Get iNews App with new looks!
inews
Advertisement
Aa Text
Share:
Read Next : BPOM Tegaskan Inhaler Hong Thai Formula 2 Produk Ilegal!
Advertisement . Scroll to see content

Surati Rektor, Thailand Ingin Mahasiswa Hentikan Tuntutan Reformasi Monarki

Senin, 14 September 2020 - 09:09:00 WIB
Surati Rektor, Thailand Ingin Mahasiswa Hentikan Tuntutan Reformasi Monarki
Thailand desak kalangan kampus agar melarang mahasiswa menuntut reformasi monarki (Foto: AFP)
Advertisement . Scroll to see content

BANGKOK, iNews.id - Pemerintah Thailand meminta kalangan kampus agar melarang mahasiswa mereka menggulirkan reformasi sistem monarki. Otoritas Thailand telah mengirim surat kepada para rektor universitas untuk menghadiri sosialisasi larangan tersebut.

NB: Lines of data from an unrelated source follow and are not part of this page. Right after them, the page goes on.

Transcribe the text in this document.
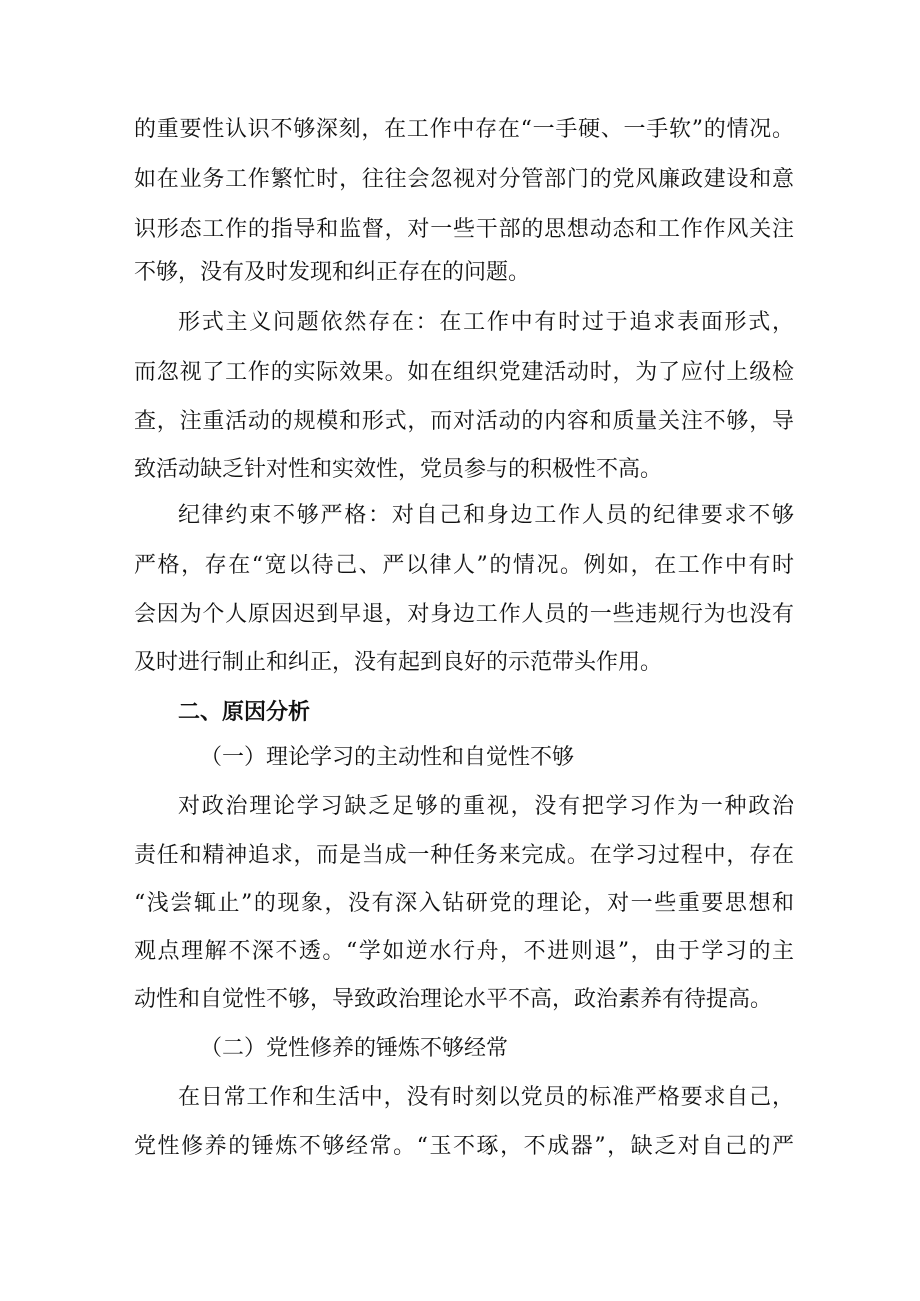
的重要性认识不够深刻，在工作中存在“一手硬、一手软”的情况。
如在业务工作繁忙时，往往会忽视对分管部门的党风廉政建设和意
识形态工作的指导和监督，对一些干部的思想动态和工作作风关注
不够，没有及时发现和纠正存在的问题。
形式主义问题依然存在：在工作中有时过于追求表面形式，
而忽视了工作的实际效果。如在组织党建活动时，为了应付上级检
查，注重活动的规模和形式，而对活动的内容和质量关注不够，导
致活动缺乏针对性和实效性，党员参与的积极性不高。
纪律约束不够严格：对自己和身边工作人员的纪律要求不够
严格，存在“宽以待己、严以律人”的情况。例如，在工作中有时
会因为个人原因迟到早退，对身边工作人员的一些违规行为也没有
及时进行制止和纠正，没有起到良好的示范带头作用。
二、原因分析
（一）理论学习的主动性和自觉性不够
对政治理论学习缺乏足够的重视，没有把学习作为一种政治
责任和精神追求，而是当成一种任务来完成。在学习过程中，存在
“浅尝辄止”的现象，没有深入钻研党的理论，对一些重要思想和
观点理解不深不透。“学如逆水行舟，不进则退”，由于学习的主
动性和自觉性不够，导致政治理论水平不高，政治素养有待提高。
（二）党性修养的锤炼不够经常
在日常工作和生活中，没有时刻以党员的标准严格要求自己，
党性修养的锤炼不够经常。“玉不琢，不成器”，缺乏对自己的严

Thailand diguncang unjuk rasa hampir setiap hari sejak pertengahan Juli dengan tuntutan pengunduran diri Perdana Menteri Prayut Chan O Cha, seorang mantan pemimpin junta militer. Massa juga mendesak reformasi Konstitusi dan digelarnya pemilihan umum baru.

Selain itu beberapa kelompok dengan berani mengusung 10 tuntutan tabu, yakni memangkas kekuasaan Istana Raja Maha Vajiralongkorn.

Senator Somchai Sawangkarn mengatakan, surat telah dikirim kepada gubernur untuk dilanjutkan kepada para rektor. Mereka diundang untuk menghadiri pertemuan pekan ini. Sebagian besar universitas di Thailand mendapat biaya dari negara bagian atau provinsi.

"kalangan universitas harus membuat pemahaman dengan mahasiswa tentang hal ini dan harus menghentikan tuntutan (reformasi) monarki," kata anggota senat dari militer itu, dikuti dari Reuters, Senin (14/9/2020).

Dia menegaskan tak ada rencana pemerintah untuk melarang unjuk rasa, melainkan hanya ingin memberikan pemahaman kepada kalangan kampus, terutama terkait 10 tuntutan terkait kerajaan.

Seorang pejabat Kementerian Dalam Negeri membenarkan surat itu telah dikirim dan mengatakan itu merupakan prosedur standar.

Aktivis mahasiswa Panusaya 'Rung' Sithijirawattanakul (21) yang berada di balik 10 tuntutan reformasi monarki, mengatakan, langkah tersebut menunjukkan kondisi yang putus asa.

"Mereka menggunakan taktik ini untuk mencoba menekan dan mengancam orang," kata perempuan yang pernah ditangkap dalam unjuk rasa sebelumnya, namun dibebaskan dengan jaminan.

Sementara itu surat yang diterima salah satu universitas dan dilihat Reuters, mengungkap, "Ada kekhawatiran perilaku beberapa kelompok yang ambil bagian dalam unjuk rasa tidak pantas, misalnya mereka ingin menggulingkan monarki dan menuntut pembatalan Pasal 112 KUHP."

Pasal 112 mengacu pada hukum penjara hingga 15 tahun karena menghina raja.

Disebutkan dalam surat, "Ini merupakan masalah sensitif yang dapat menyebabkan kekerasan." Isi bagian ini merujuk pada insiden 1976 dan 1992, saat pasukan keamanan menewaskan sejumlah pengunjuk rasa anti-pemerintah.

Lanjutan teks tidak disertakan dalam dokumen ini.